В главе про Плюшкина у Гоголя проскальзывает архетипический образ скупого еврея-торговца: «“А сколько бы вы дали?” – спросил Плюшкин и сам ожидовел; руки его задрожали, как ртуть» [Гоголь 1937–1952, 6: 128]. Поместья, которые посещает Чичиков во время своей одиссеи, образуют коммерческий пейзаж сельской России – огромный, многоголосый и приводимый в движение экономикой. Плюшкин, торгуясь, может «ожидоветь». Коробочка вставляет в русскую речь украинские восклицания. И хотя странствия Чичикова ни разу не заводят его на настоящий рынок, частица рынка присутствует в каждом персонаже «Мертвых душ», и наиболее ярко это представлено в образе Ноздрева.

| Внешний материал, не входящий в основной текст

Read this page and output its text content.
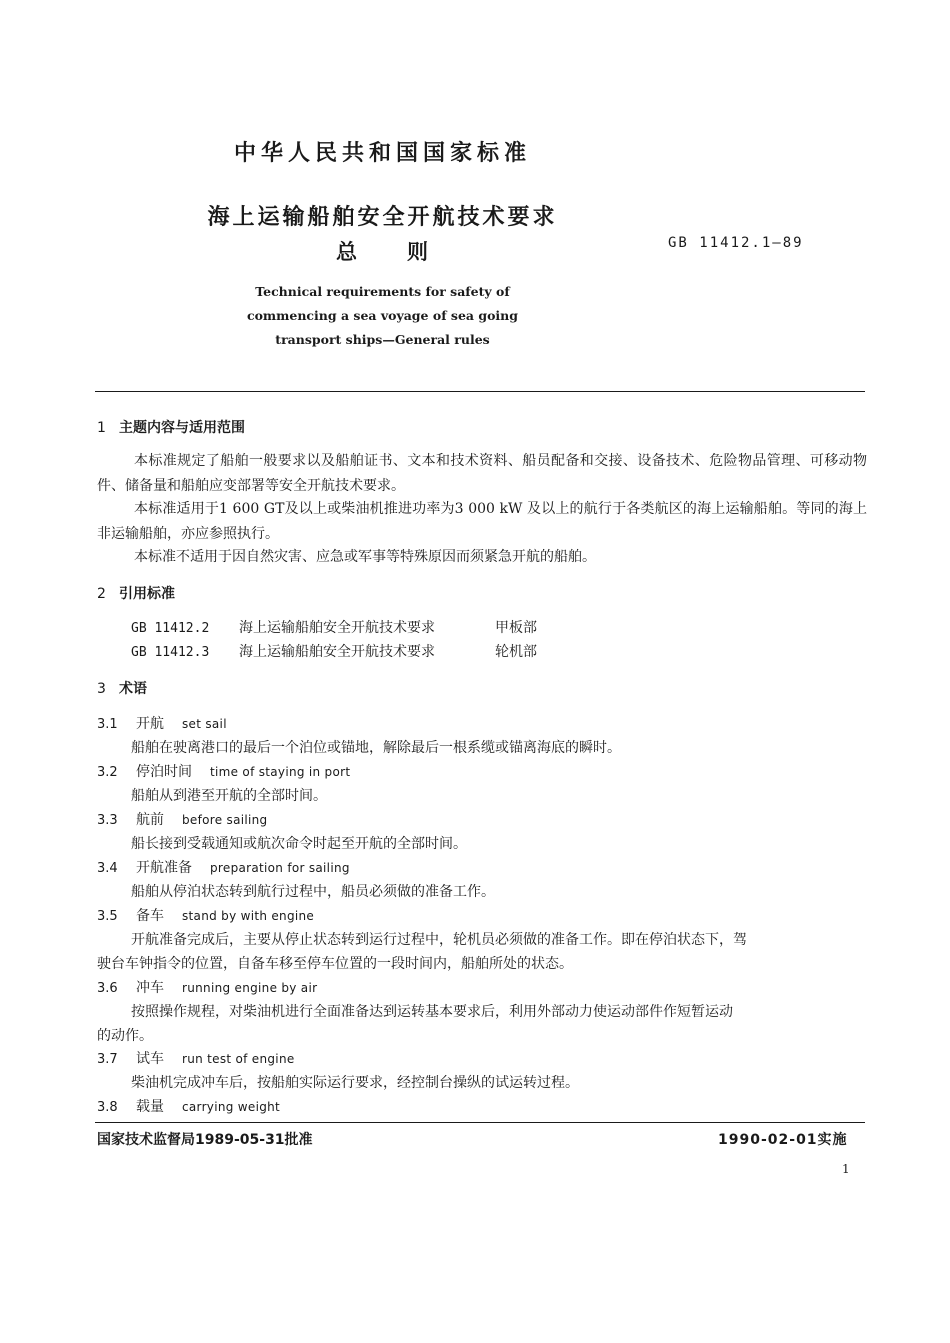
中华人民共和国国家标准
海上运输船舶安全开航技术要求
总则	GB 11412.1—89
Technical requirements for safety of
commencing a sea voyage of sea going
transport ships—General rules
1 主题内容与适用范围
本标准规定了船舶一般要求以及船舶证书、文本和技术资料、船员配备和交接、设备技术、危险物品管理、可移动物件、储备量和船舶应变部署等安全开航技术要求。
本标准适用于1 600 GT及以上或柴油机推进功率为3 000 kW 及以上的航行于各类航区的海上运输船舶。等同的海上非运输船舶，亦应参照执行。
本标准不适用于因自然灾害、应急或军事等特殊原因而须紧急开航的船舶。
2 引用标准
GB 11412.2 海上运输船舶安全开航技术要求	甲板部
GB 11412.3 海上运输船舶安全开航技术要求	轮机部
3 术语
3.1 开航 set sail
船舶在驶离港口的最后一个泊位或锚地，解除最后一根系缆或锚离海底的瞬时。
3.2 停泊时间 time of staying in port
船舶从到港至开航的全部时间。
3.3 航前 before sailing
船长接到受载通知或航次命令时起至开航的全部时间。
3.4 开航准备 preparation for sailing
船舶从停泊状态转到航行过程中，船员必须做的准备工作。
3.5 备车 stand by with engine
开航准备完成后，主要从停止状态转到运行过程中，轮机员必须做的准备工作。即在停泊状态下，驾
驶台车钟指令的位置，自备车移至停车位置的一段时间内，船舶所处的状态。
3.6 冲车 running engine by air
按照操作规程，对柴油机进行全面准备达到运转基本要求后，利用外部动力使运动部件作短暂运动
的动作。
3.7 试车 run test of engine
柴油机完成冲车后，按船舶实际运行要求，经控制台操纵的试运转过程。
3.8 载量 carrying weight
国家技术监督局1989-05-31批准	1990-02-01实施
1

Если ему на ярмарке посчастливилось напасть на простака и обыграть его, он накупал кучу всего, что прежде попадалось ему на глаза в лавках: хомутов, курительных свечек, платков для няньки, жеребца, изюму, серебряный рукомойник, голландского холста, крупичатой муки, табаку, пистолетов, селедок, картин, точильный инструмент, горшков, сапогов, фаянсовую посуду – насколько хватало денег [Гоголь 1937–1952, 6: 71–72].

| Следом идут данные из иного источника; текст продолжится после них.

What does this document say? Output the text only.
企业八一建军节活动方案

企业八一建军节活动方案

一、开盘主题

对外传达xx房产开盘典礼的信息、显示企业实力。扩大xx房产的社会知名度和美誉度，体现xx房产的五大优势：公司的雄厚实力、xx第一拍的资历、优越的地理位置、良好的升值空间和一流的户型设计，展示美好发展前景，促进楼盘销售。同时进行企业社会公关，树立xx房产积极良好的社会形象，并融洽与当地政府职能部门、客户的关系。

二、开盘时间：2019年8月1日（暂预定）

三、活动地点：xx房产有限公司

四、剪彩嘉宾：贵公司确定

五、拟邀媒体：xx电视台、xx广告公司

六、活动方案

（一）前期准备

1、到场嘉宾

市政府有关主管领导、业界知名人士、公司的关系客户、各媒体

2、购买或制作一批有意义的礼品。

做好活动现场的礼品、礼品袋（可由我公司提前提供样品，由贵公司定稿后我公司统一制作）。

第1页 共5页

Именно хаотичный Ноздрев в итоге и становится причиной того, что замыслы Чичикова расстраиваются. Ноздрев не просто напоминает нам о ярмарке, он сам и есть ярмарка. Список вещей, которые его окружают, превосходит даже перечень товаров, описанных в «Сорочинской ярмарке», и, как и на рынке, они представляют собой набор самых разнородных предметов. Азартный и всегда готовый продать или поставить на кон свое имущество Ноздрев, олицетворяющий собой карнавальный хаос, впоследствии разоблачит Чичикова, рассказав людям о его странных коммерческих планах. Такое срывание маски лишний раз доказывает, что Ноздрев выполняет у Гоголя ту же функцию, что и сама ярмарка: своими проделками и предложениями о сделках он сбивает с толку любого, кто попадает в его орбиту, и в конце концов выставляет на всеобщее обозрение скрытый под внешней благопристойностью хаос[134].

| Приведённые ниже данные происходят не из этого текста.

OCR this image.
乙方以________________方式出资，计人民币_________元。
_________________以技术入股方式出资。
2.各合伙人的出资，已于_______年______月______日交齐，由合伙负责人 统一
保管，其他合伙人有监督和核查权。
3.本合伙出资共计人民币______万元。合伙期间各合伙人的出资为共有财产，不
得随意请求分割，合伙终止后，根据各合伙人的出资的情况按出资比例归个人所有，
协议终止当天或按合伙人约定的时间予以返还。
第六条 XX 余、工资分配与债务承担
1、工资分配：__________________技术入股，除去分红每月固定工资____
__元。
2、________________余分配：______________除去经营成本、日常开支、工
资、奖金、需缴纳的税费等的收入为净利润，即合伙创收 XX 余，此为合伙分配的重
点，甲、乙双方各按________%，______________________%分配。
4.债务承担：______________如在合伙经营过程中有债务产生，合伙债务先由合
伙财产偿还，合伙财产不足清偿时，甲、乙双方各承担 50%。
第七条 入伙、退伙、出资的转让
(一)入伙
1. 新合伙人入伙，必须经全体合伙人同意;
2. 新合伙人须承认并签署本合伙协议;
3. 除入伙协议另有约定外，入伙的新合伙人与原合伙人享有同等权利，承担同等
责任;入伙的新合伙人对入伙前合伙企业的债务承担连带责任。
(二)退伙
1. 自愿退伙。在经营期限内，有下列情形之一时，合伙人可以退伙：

Разъезжая по России и торгуясь с помещиками за их умерших крестьян, Чичиков интересуется тем, включены ли они в ревизскую сказку (подушную перепись). Это каламбур, намекающий нам о творчестве самого Гоголя, особенно о «Ревизоре». Собираемые Чичиковым души, подобно гоголевским персонажам, составляют его собственную «ревизскую сказку». Чичиков соревнуется (с чиновниками, ответственными за проведение переписи, или с Гоголем) за право первым записать на бумагу имя персонажа. Его список крестьянских имен – это не подвергаемое сомнению доказательство того, что он преуспел в накоплении бессмысленного капитала. Сходство между жадностью Чичикова и собственными претензиями на литературное превосходство поставило перед Гоголем неразрешимый парадокс. Собрав в своем романе множество душ, Гоголь, как Чартков, поддался разрушительным импульсам и сжег вторую часть «Мертвых душ» незадолго до того, как слечь в постель и умереть от истощения в 1852 году.

Перейти на страницу:

Все книги серии Современная западная русистика / Contemporary Western Rusistika

Феномен ГУЛАГа. Интерпретации, сравнения, исторический контекст
Феномен ГУЛАГа. Интерпретации, сравнения, исторический контекст

В этой книге исследователи из США, Франции, Германии и Великобритании рассматривают ГУЛАГ как особый исторический и культурный феномен. Советская лагерная система предстает в большом разнообразии ее конкретных проявлений и сопоставляется с подобными системами разных стран и эпох – от Индии и Африки в XIX столетии до Германии и Северной Кореи в XX веке. Читатели смогут ознакомиться с историями заключенных и охранников, узнают, как была организована система распределения продовольствия, окунутся в визуальную историю лагерей и убедятся в том, что ГУЛАГ имеет не только глубокие исторические истоки и множественные типологические параллели, но и долгосрочные последствия. Помещая советскую лагерную систему в широкий исторический, географический и культурный контекст, авторы этой книги представляют русскому читателю новый, сторонний взгляд на множество социальных, юридических, нравственных и иных явлений советской жизни, тем самым открывая новые горизонты для осмысления истории XX века.В формате PDF A4 сохранен издательский макет книги.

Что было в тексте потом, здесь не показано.